TORONTO (Reuters) - Canada’s banking watchdog is increasing its scrutiny of the consumer loan sector to make sure the country’s banks don’t lower their standards to boost lending volumes.
“What we are doing is stepping in to increase the monitoring of that portfolio,” Julie Dickson, head of the Office of the Superintendent of Financial Institutions (OSFI), said following a speech in Toronto on Monday.
Canada’s banks are considered among the strongest in the world, but they are facing the prospect of prolonged low interest rates, which narrow the margins they make on loans and mortgages.
Narrow margins pinched the banks’ profits in the most recent quarter, but that was partially offset by stronger lending volumes.
Canadian Finance Minister Jim Flaherty recently tightened mortgage standards, and Bank of Canada Governor Mark Carney has warned about consumer debt levels, saying that a sudden rise in interest rates could be catastrophic for overstretched borrowers.

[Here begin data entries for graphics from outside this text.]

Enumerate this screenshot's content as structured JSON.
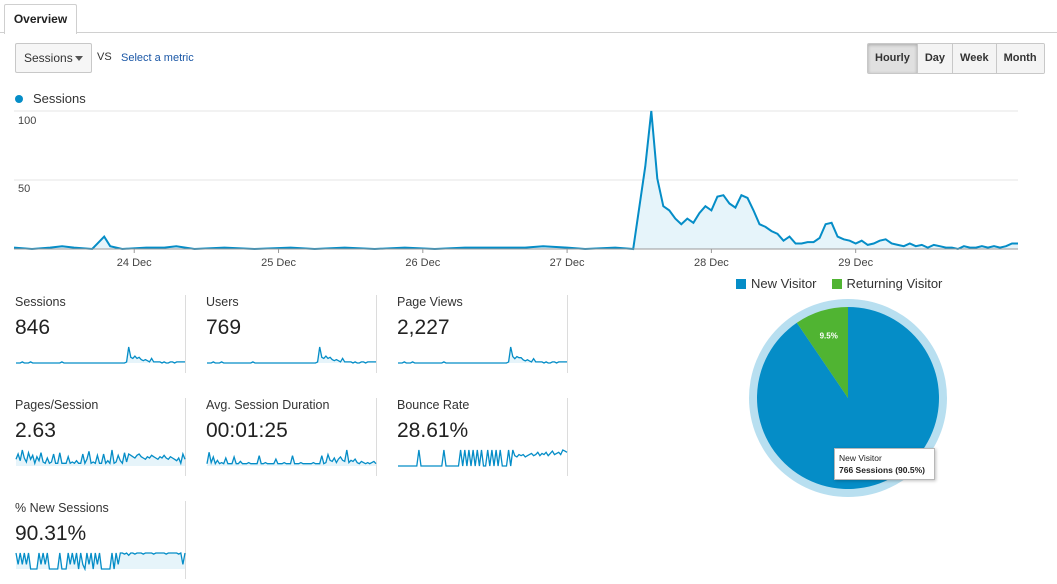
{
  "tabs": [
    {
      "label": "Overview"
    }
  ],
  "controls": {
    "metric_select": "Sessions",
    "vs_label": "VS",
    "select_metric_link": "Select a metric",
    "granularity": [
      "Hourly",
      "Day",
      "Week",
      "Month"
    ],
    "granularity_active": "Hourly"
  },
  "colors": {
    "accent": "#058dc7",
    "area_fill": "#e6f4fa",
    "new_visitor": "#058dc7",
    "returning_visitor": "#50b432",
    "pie_ring": "#b8dff0"
  },
  "chart_data": [
    {
      "type": "area",
      "series": [
        {
          "name": "Sessions"
        }
      ],
      "y_ticks": [
        "100",
        "50"
      ],
      "ylim": [
        0,
        100
      ],
      "x_ticks": [
        "24 Dec",
        "25 Dec",
        "26 Dec",
        "27 Dec",
        "28 Dec",
        "29 Dec"
      ],
      "hours_total": 167,
      "x_tick_hours": [
        20,
        44,
        68,
        92,
        116,
        140
      ],
      "points": [
        [
          0,
          1
        ],
        [
          3,
          0
        ],
        [
          6,
          1
        ],
        [
          8,
          2
        ],
        [
          10,
          1
        ],
        [
          13,
          0
        ],
        [
          15,
          9
        ],
        [
          16,
          2
        ],
        [
          18,
          0
        ],
        [
          22,
          1
        ],
        [
          25,
          1
        ],
        [
          27,
          2
        ],
        [
          30,
          0
        ],
        [
          35,
          1
        ],
        [
          40,
          0
        ],
        [
          46,
          1
        ],
        [
          50,
          0
        ],
        [
          55,
          1
        ],
        [
          60,
          0
        ],
        [
          65,
          1
        ],
        [
          70,
          0
        ],
        [
          75,
          1
        ],
        [
          80,
          1
        ],
        [
          85,
          1
        ],
        [
          88,
          2
        ],
        [
          92,
          1
        ],
        [
          95,
          0
        ],
        [
          100,
          1
        ],
        [
          103,
          0
        ],
        [
          105,
          60
        ],
        [
          106,
          100
        ],
        [
          107,
          51
        ],
        [
          108,
          31
        ],
        [
          109,
          28
        ],
        [
          110,
          22
        ],
        [
          111,
          18
        ],
        [
          112,
          22
        ],
        [
          113,
          19
        ],
        [
          114,
          26
        ],
        [
          115,
          31
        ],
        [
          116,
          28
        ],
        [
          117,
          38
        ],
        [
          118,
          39
        ],
        [
          119,
          33
        ],
        [
          120,
          30
        ],
        [
          121,
          39
        ],
        [
          122,
          37
        ],
        [
          123,
          28
        ],
        [
          124,
          18
        ],
        [
          125,
          16
        ],
        [
          126,
          13
        ],
        [
          127,
          11
        ],
        [
          128,
          6
        ],
        [
          129,
          9
        ],
        [
          130,
          4
        ],
        [
          131,
          4
        ],
        [
          132,
          5
        ],
        [
          133,
          5
        ],
        [
          134,
          8
        ],
        [
          135,
          18
        ],
        [
          136,
          19
        ],
        [
          137,
          9
        ],
        [
          138,
          7
        ],
        [
          139,
          6
        ],
        [
          140,
          4
        ],
        [
          141,
          6
        ],
        [
          142,
          3
        ],
        [
          143,
          4
        ],
        [
          144,
          6
        ],
        [
          145,
          7
        ],
        [
          146,
          4
        ],
        [
          147,
          3
        ],
        [
          148,
          2
        ],
        [
          149,
          4
        ],
        [
          150,
          2
        ],
        [
          151,
          3
        ],
        [
          152,
          1
        ],
        [
          153,
          3
        ],
        [
          154,
          2
        ],
        [
          155,
          1
        ],
        [
          156,
          1
        ],
        [
          157,
          0
        ],
        [
          158,
          2
        ],
        [
          159,
          1
        ],
        [
          160,
          1
        ],
        [
          161,
          2
        ],
        [
          162,
          1
        ],
        [
          163,
          2
        ],
        [
          164,
          1
        ],
        [
          165,
          2
        ],
        [
          166,
          4
        ],
        [
          167,
          4
        ]
      ]
    },
    {
      "type": "pie",
      "legend": [
        "New Visitor",
        "Returning Visitor"
      ],
      "slices": [
        {
          "label": "New Visitor",
          "value": 90.5,
          "color": "#058dc7"
        },
        {
          "label": "Returning Visitor",
          "value": 9.5,
          "color": "#50b432"
        }
      ],
      "returning_label": "9.5%"
    }
  ],
  "tooltip": {
    "title": "New Visitor",
    "value": "766 Sessions (90.5%)"
  },
  "metrics": [
    {
      "label": "Sessions",
      "value": "846",
      "spark": [
        0,
        0,
        0,
        1,
        0,
        0,
        0,
        1,
        0,
        0,
        0,
        0,
        0,
        0,
        0,
        0,
        0,
        0,
        0,
        0,
        0,
        0,
        1,
        0,
        0,
        0,
        0,
        0,
        0,
        0,
        0,
        0,
        0,
        0,
        0,
        0,
        0,
        0,
        0,
        0,
        0,
        0,
        0,
        0,
        0,
        0,
        0,
        0,
        0,
        0,
        0,
        0,
        0,
        1,
        14,
        5,
        4,
        6,
        4,
        5,
        3,
        2,
        3,
        2,
        1,
        4,
        1,
        1,
        1,
        1,
        0,
        1,
        0,
        0,
        1,
        1,
        0,
        1,
        1,
        1,
        1,
        1
      ],
      "fill": true
    },
    {
      "label": "Users",
      "value": "769",
      "spark": [
        0,
        0,
        0,
        1,
        0,
        0,
        0,
        1,
        0,
        0,
        0,
        0,
        0,
        0,
        0,
        0,
        0,
        0,
        0,
        0,
        0,
        0,
        1,
        0,
        0,
        0,
        0,
        0,
        0,
        0,
        0,
        0,
        0,
        0,
        0,
        0,
        0,
        0,
        0,
        0,
        0,
        0,
        0,
        0,
        0,
        0,
        0,
        0,
        0,
        0,
        0,
        0,
        0,
        1,
        14,
        5,
        4,
        6,
        4,
        5,
        3,
        2,
        3,
        2,
        1,
        4,
        1,
        1,
        1,
        1,
        0,
        1,
        0,
        0,
        1,
        1,
        0,
        1,
        1,
        1,
        1,
        1
      ],
      "fill": true
    },
    {
      "label": "Page Views",
      "value": "2,227",
      "spark": [
        0,
        0,
        0,
        1,
        0,
        0,
        0,
        1,
        0,
        0,
        0,
        0,
        0,
        0,
        0,
        0,
        0,
        0,
        0,
        0,
        0,
        0,
        1,
        0,
        0,
        0,
        0,
        0,
        0,
        0,
        0,
        0,
        0,
        0,
        0,
        0,
        0,
        0,
        0,
        0,
        0,
        0,
        0,
        0,
        0,
        0,
        0,
        0,
        0,
        0,
        0,
        0,
        0,
        1,
        15,
        6,
        4,
        6,
        5,
        5,
        3,
        2,
        3,
        2,
        1,
        4,
        1,
        1,
        1,
        1,
        0,
        1,
        0,
        0,
        1,
        1,
        0,
        1,
        1,
        1,
        1,
        1
      ],
      "fill": true
    },
    {
      "label": "Pages/Session",
      "value": "2.63",
      "spark": [
        5,
        9,
        4,
        12,
        6,
        3,
        10,
        5,
        8,
        2,
        7,
        4,
        10,
        3,
        2,
        6,
        2,
        3,
        9,
        2,
        2,
        10,
        2,
        2,
        2,
        7,
        2,
        3,
        2,
        4,
        2,
        2,
        9,
        2,
        5,
        11,
        2,
        3,
        2,
        8,
        2,
        2,
        9,
        2,
        4,
        2,
        12,
        2,
        3,
        8,
        4,
        2,
        10,
        3,
        9,
        8,
        7,
        6,
        8,
        9,
        7,
        6,
        5,
        7,
        6,
        8,
        7,
        6,
        5,
        7,
        6,
        8,
        6,
        5,
        7,
        6,
        5,
        4,
        6,
        2,
        9,
        5
      ],
      "fill": true
    },
    {
      "label": "Avg. Session Duration",
      "value": "00:01:25",
      "spark": [
        2,
        12,
        3,
        8,
        2,
        5,
        2,
        3,
        2,
        7,
        2,
        2,
        2,
        8,
        2,
        2,
        4,
        2,
        2,
        2,
        3,
        2,
        2,
        2,
        2,
        9,
        2,
        2,
        3,
        2,
        2,
        2,
        2,
        6,
        2,
        2,
        2,
        3,
        2,
        2,
        2,
        9,
        2,
        2,
        2,
        3,
        2,
        2,
        2,
        2,
        2,
        3,
        2,
        2,
        2,
        9,
        2,
        3,
        10,
        5,
        4,
        7,
        3,
        6,
        8,
        5,
        4,
        14,
        3,
        5,
        4,
        6,
        3,
        2,
        4,
        3,
        2,
        3,
        2,
        3,
        4,
        2
      ],
      "fill": true
    },
    {
      "label": "Bounce Rate",
      "value": "28.61%",
      "spark": [
        0,
        0,
        0,
        0,
        0,
        0,
        0,
        0,
        0,
        0,
        14,
        0,
        0,
        0,
        0,
        0,
        0,
        0,
        0,
        0,
        0,
        0,
        14,
        0,
        0,
        0,
        0,
        0,
        0,
        0,
        14,
        0,
        14,
        0,
        14,
        0,
        14,
        0,
        14,
        0,
        14,
        0,
        0,
        14,
        0,
        14,
        0,
        14,
        0,
        14,
        0,
        0,
        0,
        14,
        0,
        14,
        9,
        8,
        10,
        9,
        10,
        8,
        9,
        10,
        11,
        9,
        10,
        12,
        9,
        11,
        10,
        12,
        9,
        11,
        13,
        10,
        11,
        12,
        10,
        14,
        13,
        12
      ],
      "fill": false
    },
    {
      "label": "% New Sessions",
      "value": "90.31%",
      "spark": [
        14,
        4,
        14,
        4,
        14,
        4,
        14,
        0,
        0,
        0,
        0,
        14,
        4,
        14,
        4,
        14,
        0,
        0,
        0,
        0,
        0,
        14,
        0,
        0,
        0,
        14,
        4,
        14,
        4,
        14,
        0,
        14,
        4,
        0,
        14,
        4,
        14,
        0,
        14,
        4,
        14,
        0,
        0,
        0,
        0,
        0,
        14,
        0,
        14,
        4,
        14,
        14,
        13,
        14,
        12,
        14,
        14,
        13,
        14,
        14,
        14,
        13,
        14,
        14,
        14,
        14,
        13,
        14,
        14,
        14,
        14,
        14,
        13,
        14,
        14,
        14,
        14,
        14,
        13,
        14,
        4,
        14
      ],
      "fill": true
    }
  ]
}
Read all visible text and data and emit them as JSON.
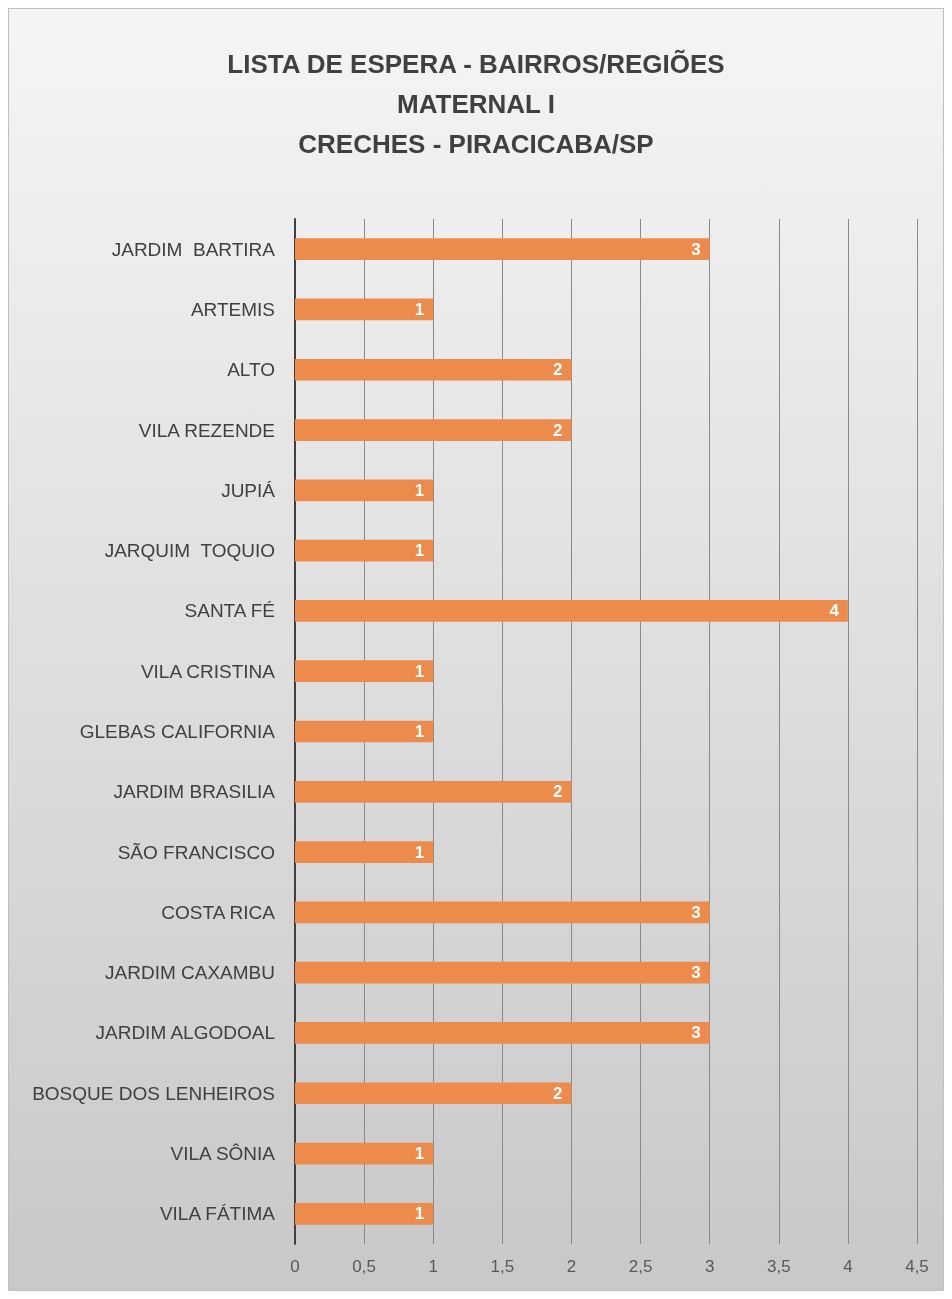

Dickson said Canada’s big lenders have been prudent in their practices so far, but she warned against letting standards slide, by raising loan-to-value ratios, for instance, or waiving due diligence requirements.
“I think the concern is that the conditions are such that there would be tremendous pressure on banks to loosen those standards,” she said.
“It’s kind of an early warning on the part of OSFI.”
As banking regulator, OSFI is responsible for implementing global regulations agreed on by the Basel banking committee.
Lenders are phasing in more stringent capital and liquidity rules beginning in 2013, and global regulators will soon release a list of “too big to fail” banks that will face even tighter standards due to concerns their collapse could imperil the global financial sector.
Dickson told reporters that no Canadian bank is on that list of 28 lenders.
However, some worry that OSFI may apply tighter standards to several Canadian banks, determining them to be “too big to fail” on a national basis.
Canada’s banking sector is dominated by five large lenders.
“This is still the outstanding question,” said Terry Campbell, head of the Canadian Bankers Association, an umbrella group of Canadian banks.
“It remains to be seen what will happen on a national level.”